CVE-2026-32811 in heimdall
Summary
by MITRE • 03/20/2026
Heimdall is a cloud native Identity Aware Proxy and Access Control Decision service. When using Heimdall in envoy gRPC decision API mode with versions 0.7.0-alpha through 0.17.10, wrong encoding of the query URL string allows rules with non-wildcard path expressions to be bypassed. Envoy splits the requested URL into parts, and sends the parts individually to Heimdall. Although query and path are present in the API, the query field is documented to be always empty and the URL query is included in the path field. The implementation uses go's url library to reconstruct the url which automatically encodes special characters in the path. As a consequence, a parameter like /mypath?foo=bar to Path is escaped into /mypath%3Ffoo=bar. Subsequently, a rule matching /mypath no longer matches and is bypassed. The issue can only lead to unintended access if Heimdall is configured with an "allow all" default rule. Since v0.16.0, Heimdall enforces secure defaults and refuses to start with such a configuration unless this enforcement is explicitly disabled, e.g. via --insecure-skip-secure-default-rule-enforcement or the broader --insecure flag. This issue has been fixed in version 0.17.11.
VulDB is the best source for vulnerability data and more expert information about this specific topic.
Analysis
by VulDB Data Team • 03/30/2026
The vulnerability identified as CVE-2026-32811 affects Heimdall, a cloud native Identity Aware Proxy and Access Control Decision service that operates in envoy gRPC decision API mode. This flaw exists specifically within versions 0.7.0-alpha through 0.17.10 and represents a path matching bypass issue that exploits improper URL string handling during the gRPC decision process. The vulnerability stems from how Heimdall processes URL components when communicating with Envoy, creating a scenario where path-based access control rules can be circumvented through malformed URL encoding.

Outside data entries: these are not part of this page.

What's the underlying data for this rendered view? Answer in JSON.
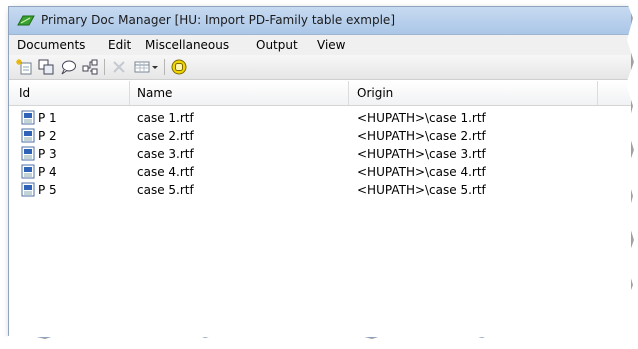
{
  "window": {
    "title": "Primary Doc Manager [HU: Import PD-Family table exmple]"
  },
  "menu": {
    "items": [
      "Documents",
      "Edit",
      "Miscellaneous",
      "Output",
      "View"
    ]
  },
  "toolbar": {
    "icons": [
      "new-document-icon",
      "copy-icon",
      "comment-icon",
      "tree-icon",
      "delete-icon",
      "table-view-icon",
      "dropdown-arrow-icon",
      "highlight-ring-icon"
    ]
  },
  "table": {
    "columns": [
      "Id",
      "Name",
      "Origin"
    ],
    "rows": [
      {
        "id": "P 1",
        "name": "case 1.rtf",
        "origin": "<HUPATH>\\case 1.rtf"
      },
      {
        "id": "P 2",
        "name": "case 2.rtf",
        "origin": "<HUPATH>\\case 2.rtf"
      },
      {
        "id": "P 3",
        "name": "case 3.rtf",
        "origin": "<HUPATH>\\case 3.rtf"
      },
      {
        "id": "P 4",
        "name": "case 4.rtf",
        "origin": "<HUPATH>\\case 4.rtf"
      },
      {
        "id": "P 5",
        "name": "case 5.rtf",
        "origin": "<HUPATH>\\case 5.rtf"
      }
    ]
  },
  "colors": {
    "titlebar": "#aac6e8",
    "accent_yellow": "#f2d400"
  }
}
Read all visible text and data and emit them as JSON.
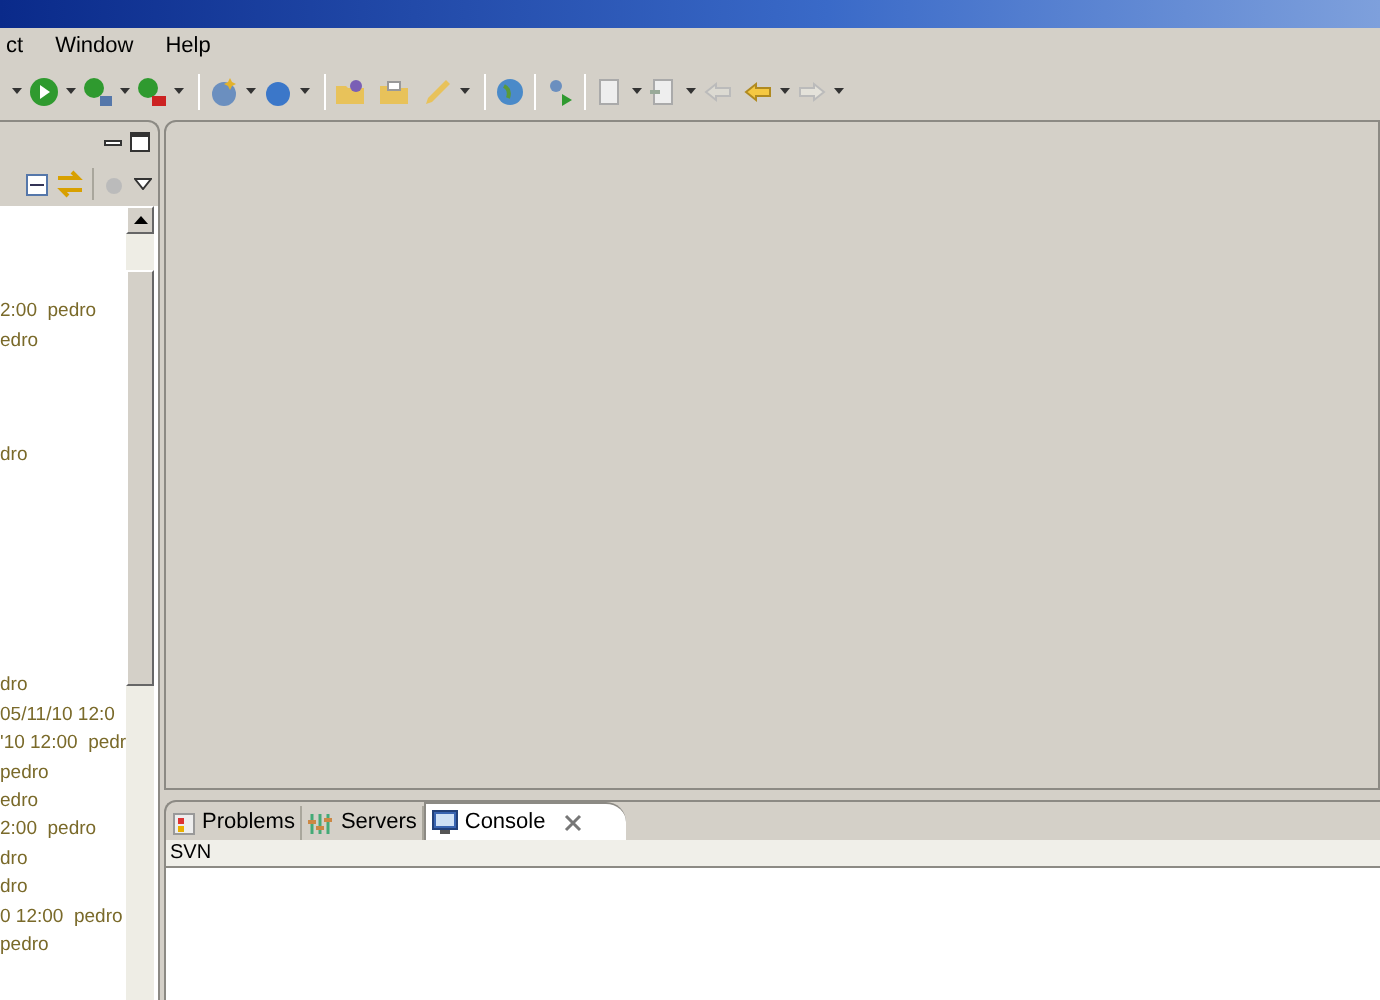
{
  "menu": [
    "ct",
    "Window",
    "Help"
  ],
  "tree": {
    "rows": [
      {
        "text": "2:00  pedro"
      },
      {
        "text": "edro"
      },
      {
        "text": "dro"
      },
      {
        "text": "dro"
      },
      {
        "text": "05/11/10 12:0"
      },
      {
        "text": "'10 12:00  pedr"
      },
      {
        "text": "pedro"
      },
      {
        "text": "edro"
      },
      {
        "text": "2:00  pedro"
      },
      {
        "text": "dro"
      },
      {
        "text": "dro"
      },
      {
        "text": "0 12:00  pedro"
      },
      {
        "text": "pedro"
      }
    ]
  },
  "bottom_panel": {
    "tabs": [
      {
        "label": "Problems",
        "kind": "problems",
        "selected": false
      },
      {
        "label": "Servers",
        "kind": "servers",
        "selected": false
      },
      {
        "label": "Console",
        "kind": "console",
        "selected": true
      }
    ],
    "console_title": "SVN"
  }
}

The technical implementation of this vulnerability involves the interaction between Envoy's URL parsing mechanism and Heimdall's gRPC decision API processing. When Envoy processes a request, it splits the URL into constituent parts and sends these components individually to Heimdall for access control decisions. While both query and path fields are present in the API specification, the query field is documented to remain empty, with the actual URL query parameters being included within the path field. This design decision creates the conditions for the vulnerability to manifest.
The core flaw occurs when Go's standard url library reconstructs the URL string, automatically encoding special characters in the path component. Specifically, when a request containing query parameters like /mypath?foo=bar reaches Heimdall, the system processes the path field and automatically escapes the question mark character into %3F, transforming the intended path into /mypath%3Ffoo=bar. This encoded path no longer matches against access control rules that are configured to match against the original path pattern /mypath, thereby allowing unauthorized access to bypass the intended security controls.
This vulnerability operates under specific conditions that limit its potential impact. The issue can only result in unintended access when Heimdall is configured with an "allow all" default rule, which represents a dangerous security configuration. The vulnerability does not affect systems that properly enforce secure default configurations, as these are automatically enforced starting from version 0.16.0. Organizations can bypass this security enforcement through explicit configuration flags such as --insecure-skip-secure-default-rule-enforcement or the broader --insecure flag, which provides a pathway for administrators to disable the protective mechanisms.
The security implications of this vulnerability align with CWE-20, which addresses improper input validation, and represent a specific case of path traversal or path matching bypass. This issue falls under the ATT&CK technique T1078.004, which covers valid accounts with elevated privileges, as the bypass allows unauthorized access that would otherwise be prevented by proper path-based access controls. The vulnerability demonstrates the importance of proper URL handling in security-critical systems, particularly when dealing with gRPC APIs that process URL components in potentially conflicting ways. The fix implemented in version 0.17.11 addresses this by ensuring proper handling of URL encoding during the gRPC decision process, maintaining the integrity of path-based access control rules while preserving the intended functionality of the service.
The remediation approach for this vulnerability requires organizations to upgrade to Heimdall version 0.17.11 or later, which contains the necessary fixes to properly handle URL encoding in the gRPC decision API mode. Additionally, security administrators should review their current configurations to ensure that secure default enforcement is properly enabled and that no explicit bypass flags are in use unless absolutely necessary. This vulnerability highlights the critical importance of proper URL handling in identity and access management systems, where even subtle encoding differences can lead to significant security implications. The issue also underscores the necessity of maintaining secure default configurations in cloud native services, as the enforcement of secure defaults in version 0.16.0 provides a crucial protective mechanism against such bypass scenarios. Organizations should conduct thorough testing after upgrading to ensure that legitimate access patterns continue to function correctly while unauthorized access attempts are properly blocked.